Johnson, who experienced severe depression related to her condition, is far from alone in her experience. The stigma tied to vitiligo—an autoimmune condition in which the skin loses its pigment, often in spots and patches—goes beyond physical symptoms. Individuals with vitiligo also frequently experience mental health effects like low mood, self-esteem issues, social anxiety, withdrawal, and embarrassment—all of which can deeply affect a person’s quality of life.1
“People often have concerns that transcend the medical nature of this condition,” Evan Rieder, MD, dual-board certified dermatologist and psychiatrist at Weiser Skin in New York City, tells SELF. “Because of this, vitiligo is as much of a psychological condition as it is a [physical] medical condition.”
He points out one conspicuous reason for that: It’s often very visible. Some people lose pigment in just one or a few spots, but for others, the condition is widespread and affects multiple areas of the body. In rare cases, people lose pigment in the majority of their skin. And, unfortunately, we live in a society where people quickly judge others based on appearances.
“People [with vitiligo] have something that’s not [often] seen and accepted in society and they’re depressed by it, they’re devastated, they’re emotional, they’re anxious,” Nada Elbuluk, MD, director of the Skin of Color and Pigmentary Disorders program at the University of Southern California’s Keck School of Medicine, tells SELF. “[These feelings are] a natural human reaction when people have diseases that are visible to the world.”
People with vitiligo often experience intense judgment, which can lead to anxiety, stress, and shame.

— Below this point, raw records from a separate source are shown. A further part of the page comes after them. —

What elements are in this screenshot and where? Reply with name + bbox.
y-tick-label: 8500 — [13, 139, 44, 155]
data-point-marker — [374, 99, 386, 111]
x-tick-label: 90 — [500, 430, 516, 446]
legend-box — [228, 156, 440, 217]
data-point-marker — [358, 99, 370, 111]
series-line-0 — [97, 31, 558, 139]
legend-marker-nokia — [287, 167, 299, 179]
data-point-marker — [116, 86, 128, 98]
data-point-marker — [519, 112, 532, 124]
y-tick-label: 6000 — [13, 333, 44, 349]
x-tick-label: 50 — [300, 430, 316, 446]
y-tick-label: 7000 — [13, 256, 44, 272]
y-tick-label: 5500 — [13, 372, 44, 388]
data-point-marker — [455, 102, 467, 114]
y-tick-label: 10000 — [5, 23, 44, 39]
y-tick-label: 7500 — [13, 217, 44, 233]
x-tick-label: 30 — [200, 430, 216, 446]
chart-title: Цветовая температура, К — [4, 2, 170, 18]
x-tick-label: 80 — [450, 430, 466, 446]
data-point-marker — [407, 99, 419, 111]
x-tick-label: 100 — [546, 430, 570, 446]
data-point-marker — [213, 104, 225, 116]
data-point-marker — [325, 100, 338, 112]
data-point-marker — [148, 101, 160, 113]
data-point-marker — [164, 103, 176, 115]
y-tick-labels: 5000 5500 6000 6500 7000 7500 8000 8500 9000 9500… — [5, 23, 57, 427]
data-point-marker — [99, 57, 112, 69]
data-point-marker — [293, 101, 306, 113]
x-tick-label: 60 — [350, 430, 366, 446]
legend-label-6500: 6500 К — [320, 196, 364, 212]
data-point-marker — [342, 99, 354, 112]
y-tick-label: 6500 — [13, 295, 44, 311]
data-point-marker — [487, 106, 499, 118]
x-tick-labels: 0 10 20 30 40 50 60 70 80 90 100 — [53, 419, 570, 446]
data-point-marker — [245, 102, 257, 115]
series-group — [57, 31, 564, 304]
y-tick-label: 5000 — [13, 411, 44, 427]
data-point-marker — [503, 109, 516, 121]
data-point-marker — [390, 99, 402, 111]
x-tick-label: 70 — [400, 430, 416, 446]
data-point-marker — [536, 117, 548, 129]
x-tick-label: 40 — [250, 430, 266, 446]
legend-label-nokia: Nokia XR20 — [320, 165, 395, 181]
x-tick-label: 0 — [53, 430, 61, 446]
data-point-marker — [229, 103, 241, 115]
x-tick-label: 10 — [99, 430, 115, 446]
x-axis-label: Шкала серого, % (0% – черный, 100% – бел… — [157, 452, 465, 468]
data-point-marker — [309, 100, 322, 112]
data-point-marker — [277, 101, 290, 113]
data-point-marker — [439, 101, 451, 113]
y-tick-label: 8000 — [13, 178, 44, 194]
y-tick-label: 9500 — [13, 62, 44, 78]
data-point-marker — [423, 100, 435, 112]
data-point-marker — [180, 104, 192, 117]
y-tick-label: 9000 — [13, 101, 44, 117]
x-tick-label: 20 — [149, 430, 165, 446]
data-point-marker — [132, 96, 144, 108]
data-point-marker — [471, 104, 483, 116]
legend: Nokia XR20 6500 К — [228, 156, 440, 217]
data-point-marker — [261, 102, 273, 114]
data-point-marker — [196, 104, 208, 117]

Riya Agrawal, 24, felt comfortable in her skin as a kid thanks to a supportive network of friends and family. Both of her parents also have vitiligo, so she generally didn’t pay much attention to what other people thought of her. She was, unfortunately, introduced to the harsh realities of society during her teenage years, when people started to stare and make comments about her skin. She quickly realized others didn’t consider her “normal,” she tells SELF. This affected her confidence and led her to question where she fit in with other people her age.
McKyla Crowder, 29, was diagnosed with vitiligo at age five and also started to feel the emotional burden tied to the condition as a teenager. Having vitiligo, and watching her skin change before her eyes, made these years extra challenging for her.
“I definitely felt a lot of stress and anxiety when I was younger because I had a lot of bullies in school that liked to ostracize me and put me down for having vitiligo,” Crowder tells SELF. She recalls an incident where a group of cheerleaders chased her out of a high school basketball game “because just me being in the bleachers bothered them.”